Post-paid mobile services in Kashmir are likely to resume from Saturday, 68 days after they were shut down following the Centre's decision to abrogate Jammu and Kashmir's special status, officials said here Friday.
The officials made it clear that the subscribers will have to wait for some more time for the Internet services to resume.
Post-paid mobile services in Kashmir are likely to resume from Saturday, 68 days after they were shut down following the Centre's decision to abrogate Jammu and Kashmir's special status, officials said here Friday.
They made it clear that the subscribers will have to wait for some more time for the Internet services to resume in the valley.

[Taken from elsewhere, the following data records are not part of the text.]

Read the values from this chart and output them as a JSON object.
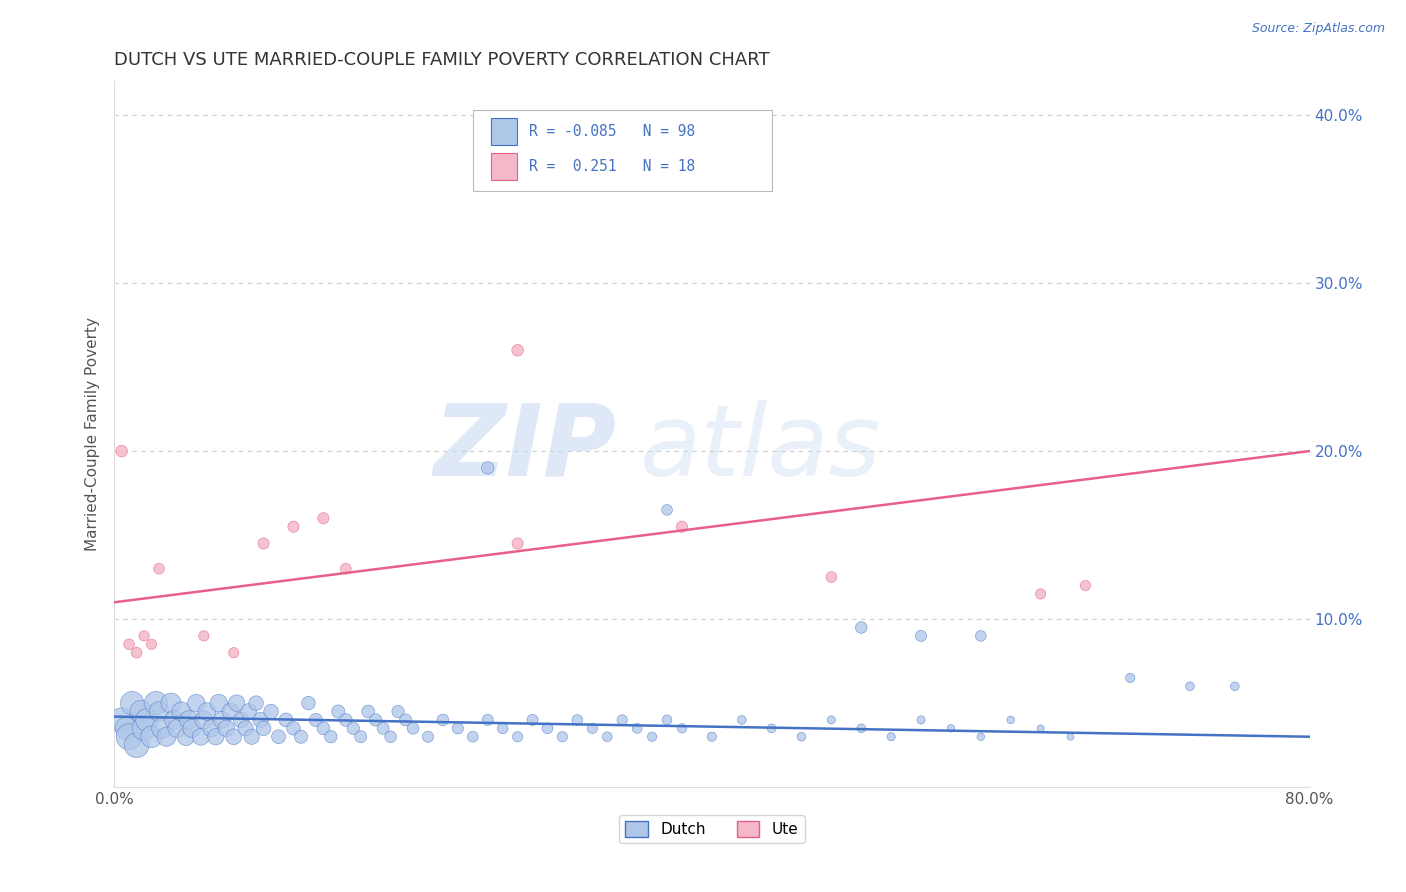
{
  "title": "DUTCH VS UTE MARRIED-COUPLE FAMILY POVERTY CORRELATION CHART",
  "source_text": "Source: ZipAtlas.com",
  "ylabel": "Married-Couple Family Poverty",
  "xlim": [
    0.0,
    0.8
  ],
  "ylim": [
    0.0,
    0.42
  ],
  "xticks": [
    0.0,
    0.1,
    0.2,
    0.3,
    0.4,
    0.5,
    0.6,
    0.7,
    0.8
  ],
  "yticks": [
    0.0,
    0.1,
    0.2,
    0.3,
    0.4
  ],
  "dutch_color": "#aec6e8",
  "ute_color": "#f4b8c8",
  "dutch_line_color": "#4472c4",
  "ute_line_color": "#e8608a",
  "watermark_zip": "ZIP",
  "watermark_atlas": "atlas",
  "background_color": "#ffffff",
  "grid_color": "#cccccc",
  "title_color": "#444444",
  "dutch_points_x": [
    0.005,
    0.008,
    0.01,
    0.012,
    0.015,
    0.018,
    0.02,
    0.022,
    0.025,
    0.028,
    0.03,
    0.032,
    0.035,
    0.038,
    0.04,
    0.042,
    0.045,
    0.048,
    0.05,
    0.052,
    0.055,
    0.058,
    0.06,
    0.062,
    0.065,
    0.068,
    0.07,
    0.072,
    0.075,
    0.078,
    0.08,
    0.082,
    0.085,
    0.088,
    0.09,
    0.092,
    0.095,
    0.098,
    0.1,
    0.105,
    0.11,
    0.115,
    0.12,
    0.125,
    0.13,
    0.135,
    0.14,
    0.145,
    0.15,
    0.155,
    0.16,
    0.165,
    0.17,
    0.175,
    0.18,
    0.185,
    0.19,
    0.195,
    0.2,
    0.21,
    0.22,
    0.23,
    0.24,
    0.25,
    0.26,
    0.27,
    0.28,
    0.29,
    0.3,
    0.31,
    0.32,
    0.33,
    0.34,
    0.35,
    0.36,
    0.37,
    0.38,
    0.4,
    0.42,
    0.44,
    0.46,
    0.48,
    0.5,
    0.52,
    0.54,
    0.56,
    0.58,
    0.6,
    0.62,
    0.64,
    0.25,
    0.37,
    0.5,
    0.54,
    0.58,
    0.68,
    0.72,
    0.75
  ],
  "dutch_points_y": [
    0.04,
    0.035,
    0.03,
    0.05,
    0.025,
    0.045,
    0.035,
    0.04,
    0.03,
    0.05,
    0.045,
    0.035,
    0.03,
    0.05,
    0.04,
    0.035,
    0.045,
    0.03,
    0.04,
    0.035,
    0.05,
    0.03,
    0.04,
    0.045,
    0.035,
    0.03,
    0.05,
    0.04,
    0.035,
    0.045,
    0.03,
    0.05,
    0.04,
    0.035,
    0.045,
    0.03,
    0.05,
    0.04,
    0.035,
    0.045,
    0.03,
    0.04,
    0.035,
    0.03,
    0.05,
    0.04,
    0.035,
    0.03,
    0.045,
    0.04,
    0.035,
    0.03,
    0.045,
    0.04,
    0.035,
    0.03,
    0.045,
    0.04,
    0.035,
    0.03,
    0.04,
    0.035,
    0.03,
    0.04,
    0.035,
    0.03,
    0.04,
    0.035,
    0.03,
    0.04,
    0.035,
    0.03,
    0.04,
    0.035,
    0.03,
    0.04,
    0.035,
    0.03,
    0.04,
    0.035,
    0.03,
    0.04,
    0.035,
    0.03,
    0.04,
    0.035,
    0.03,
    0.04,
    0.035,
    0.03,
    0.19,
    0.165,
    0.095,
    0.09,
    0.09,
    0.065,
    0.06,
    0.06
  ],
  "dutch_sizes": [
    300,
    250,
    350,
    280,
    320,
    260,
    300,
    270,
    240,
    280,
    200,
    220,
    190,
    210,
    180,
    170,
    190,
    160,
    180,
    170,
    160,
    150,
    170,
    160,
    150,
    140,
    160,
    150,
    140,
    150,
    130,
    140,
    130,
    120,
    130,
    120,
    110,
    120,
    110,
    110,
    100,
    100,
    95,
    90,
    95,
    90,
    85,
    80,
    90,
    85,
    80,
    75,
    85,
    80,
    75,
    70,
    80,
    75,
    70,
    65,
    70,
    65,
    60,
    65,
    60,
    55,
    65,
    60,
    55,
    60,
    55,
    50,
    55,
    50,
    45,
    50,
    45,
    45,
    40,
    40,
    40,
    35,
    40,
    35,
    35,
    30,
    30,
    30,
    25,
    25,
    80,
    60,
    70,
    65,
    60,
    45,
    40,
    40
  ],
  "ute_points_x": [
    0.005,
    0.01,
    0.015,
    0.02,
    0.025,
    0.03,
    0.06,
    0.08,
    0.1,
    0.12,
    0.14,
    0.155,
    0.27,
    0.38,
    0.48,
    0.62,
    0.65,
    0.27
  ],
  "ute_points_y": [
    0.2,
    0.085,
    0.08,
    0.09,
    0.085,
    0.13,
    0.09,
    0.08,
    0.145,
    0.155,
    0.16,
    0.13,
    0.26,
    0.155,
    0.125,
    0.115,
    0.12,
    0.145
  ],
  "ute_sizes": [
    70,
    60,
    60,
    55,
    55,
    60,
    55,
    55,
    65,
    65,
    65,
    60,
    70,
    65,
    60,
    55,
    55,
    65
  ],
  "dutch_trend_x0": 0.0,
  "dutch_trend_y0": 0.042,
  "dutch_trend_x1": 0.8,
  "dutch_trend_y1": 0.03,
  "ute_trend_x0": 0.0,
  "ute_trend_y0": 0.11,
  "ute_trend_x1": 0.8,
  "ute_trend_y1": 0.2
}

The officials said a decision has been taken that post-paid mobile services will be resumed in the beginning and the pre-paid services will be resumed later. They have also stressed that proper verification of customer must be undertaken for post-paid mobile services.
The valley has nearly 66 lakh mobile subscribers out of which nearly 40 lakh subscribers have post-paid facilities.
The move comes barely two days after the Centre issued an advisory opening the valley for tourists.
Travel association bodies had approached the administration, saying that no tourist would like to come to the valley where no mobile phones are working.
The mobile services in Jammu and Kashmir were shut down on August 5 after the Centre announced in New Delhi the abrogation of the special status guaranteed to the state under Article 370 of the Constitution.
Partial landline telephony was resumed in the valley on August 17, and by September 4 all landlines, numbering nearly 50,000, were declared operational.
In Jammu, the communication system was restored within days of the blockade and even mobile Internet was started around mid-August. However, after its misuse, the Internet facility on cellular phones was snapped on August 18.